We blogged about canceling American literature. A new effort to cancel Beethoven demonstrates that cancel culture is not really about race, sex, or gender at all. It is about canceling culture.
Beethoven’s Fifth Symphony starts with an anguished opening theme — dun dun dun DUNNNN — and ends with a glorious, major-key melody. Since its 1808 premiere, audiences have interpreted that progression from struggle to victory as a metaphor for Beethoven’s personal resilience in the face of his oncoming deafness.
Or rather, that’s long been the popular read among those in power, especially the wealthy white men who embraced Beethoven and turned his symphony into a symbol of their superiority and importance. For some in other groups — women, LGBTQ+ people, people of color — Beethoven’s symphony may be predominantly a reminder of classical music’s history of exclusion and elitism.
This sounds like the typical repudiation of artists who are “dead white males” on account of their failing to live up to the prevailing contemporary standards about race, sex, and gender. But the authors say nothing about Beethoven’s attitudes on those subjects at all!

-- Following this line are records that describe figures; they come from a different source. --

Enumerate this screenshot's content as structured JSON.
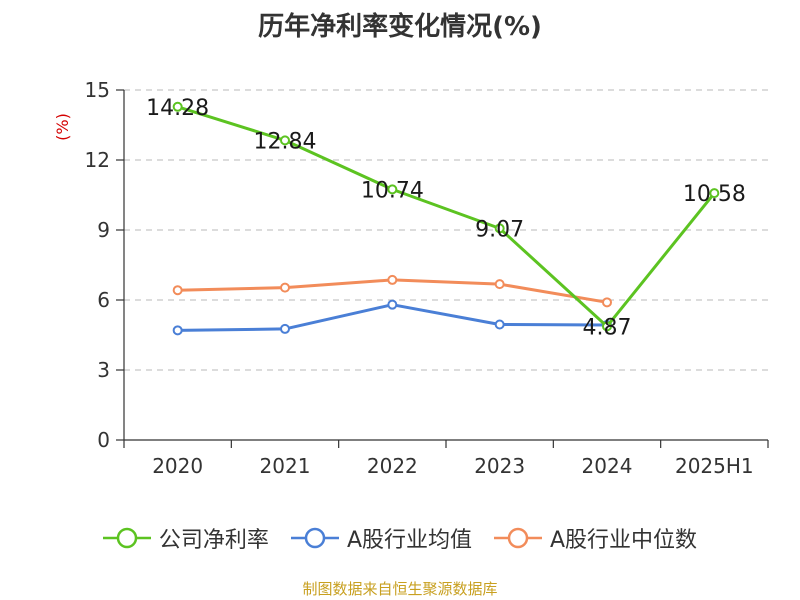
{
  "chart_data": {
    "type": "line",
    "title": "历年净利率变化情况(%)",
    "ylabel": "(%)",
    "xlabel": "",
    "ylim": [
      0,
      15
    ],
    "yticks": [
      0,
      3,
      6,
      9,
      12,
      15
    ],
    "categories": [
      "2020",
      "2021",
      "2022",
      "2023",
      "2024",
      "2025H1"
    ],
    "grid": true,
    "legend_position": "bottom",
    "series": [
      {
        "name": "公司净利率",
        "color": "#5cc321",
        "values": [
          14.28,
          12.84,
          10.74,
          9.07,
          4.87,
          10.58
        ],
        "labels": [
          "14.28",
          "12.84",
          "10.74",
          "9.07",
          "4.87",
          "10.58"
        ]
      },
      {
        "name": "A股行业均值",
        "color": "#4a7fd6",
        "values": [
          4.7,
          4.76,
          5.8,
          4.95,
          4.93,
          null
        ]
      },
      {
        "name": "A股行业中位数",
        "color": "#f28c5a",
        "values": [
          6.42,
          6.53,
          6.86,
          6.68,
          5.9,
          null
        ]
      }
    ],
    "source": "制图数据来自恒生聚源数据库"
  }
}
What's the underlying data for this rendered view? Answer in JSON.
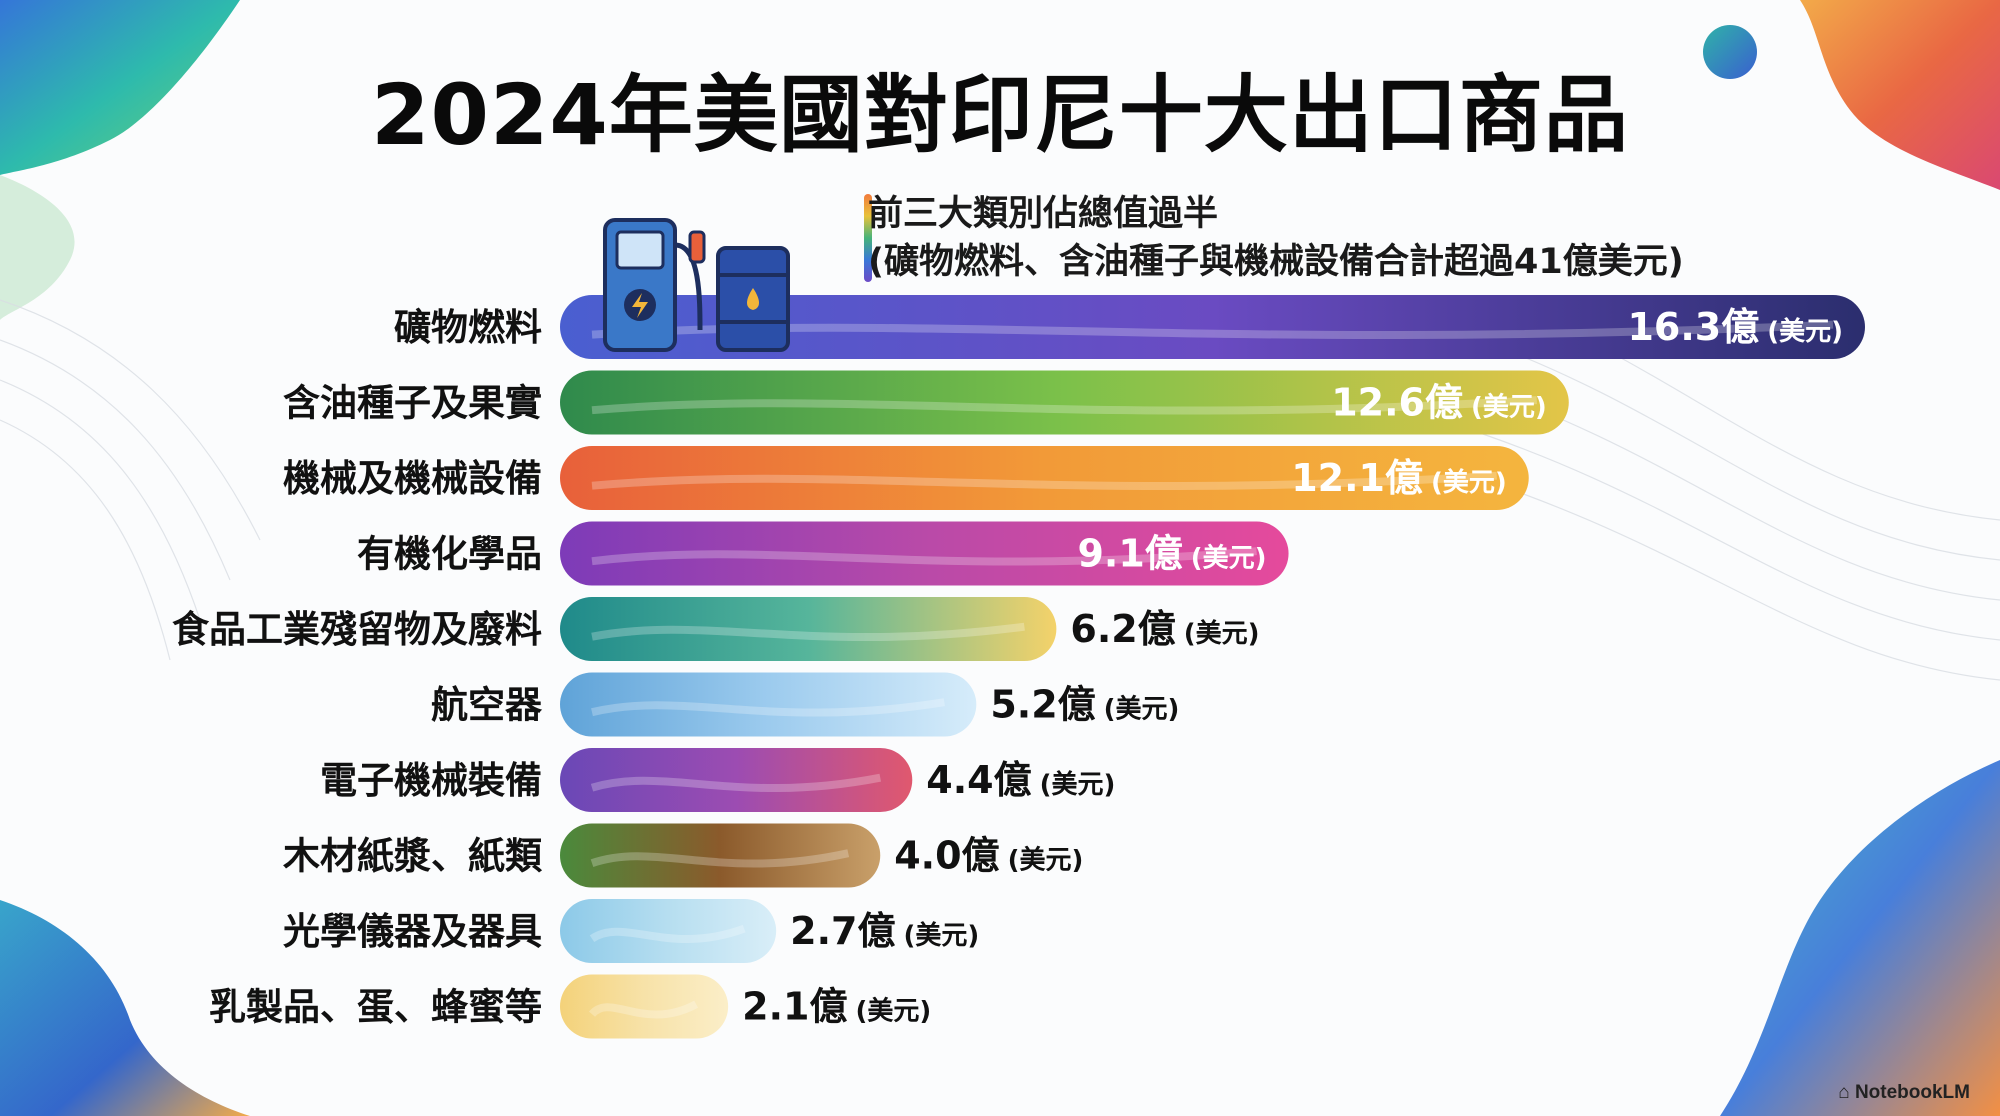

In fact, as Daniel Lelchuk points out in his response to this article entitled Then They Came for Beethoven, the great composer was quite progressive–even radical–for his time. I am not aware of any conservatives who let Beethoven’s politics detract from their enjoyment and appreciation of his music. For them, politics is not everything. Art, music, literature, and other things that enrich our lives have an aesthetic dimension that cannot be reduced to politics, much less to the power and oppression reductionism of contemporary critical theory. But Sloan and Harding do not say anything about Beethoven’s political beliefs.
And their charge that Beethoven’s music excludes women, LGBTQ+ people, and people of color is wrong on its face. Do they not know how many gays and lesbians are in classical music? Do they not know how many women are in classical music? Do they not know how Beethoven’s music is loved around the world, by people of virtually every race and culture?
The reason Sloan and Harding charge Beethoven with being elitist and exclusionary is that his music, because of its structure and the way it is composed, requires close attention. They say that when people would attend concerts of Mozart and other earlier composers, they would stand up, applaud, and cheer throughout the performance. With Beethoven, that was not possible, or the audience would miss the music and its subtleties.
Concert etiquette, they say in their accompanying podcast, developed accordingly. Soon, as today, audiences were obliged to dress up, arrive on time, and be quiet during the performance.
This etiquette served the values of white people and turned attending classical music concerts into an upper-class, elitist activity for the wealthy. It became a class marker, setting apart the upper class from the vulgar masses.
But they themselves show that the etiquette evolved because of the nature of the music, not to signal class membership or to exclude anyone.
Furthermore, the criticisms of the “classist” nature of classical music are excruciatingly condescending and patronizing. Are they saying that black people don’t dress up? They obviously haven’t attended a black church, in which the congregation typically dresses much more formally and stylishly than is common in a white suburban megachurch. And that black people don’t show up on time? And that they can’t keep quiet? Aren’t these offensive racial stereotypes? Isn’t this racist?
True, classical music has become a niche taste, with little support from the mass commercial marketplace of pop music. Thus it depends on the patronage of wealthy donors and a smaller cohort of musically-educated ticket buyers. But don’t critical theorists disapprove of consumer capitalism?
Another musically sophisticated style of music with a similarly limited audience in the mass market is jazz, which also depends on donors, requires close listening, and has its own etiquette. Jazz is a black art form, both in its origins and in its artists, though it also has a largely affluent and well-educated white audience. But nobody is excluded, and there are lots of black jazz fans. The audience can applaud for a solo, but they are still paying close attention. Even in a club, it’s considered bad form to talk over a really good musician, reducing it to background music. And jazz fans, who know a lot about music, nearly universally respect Beethoven.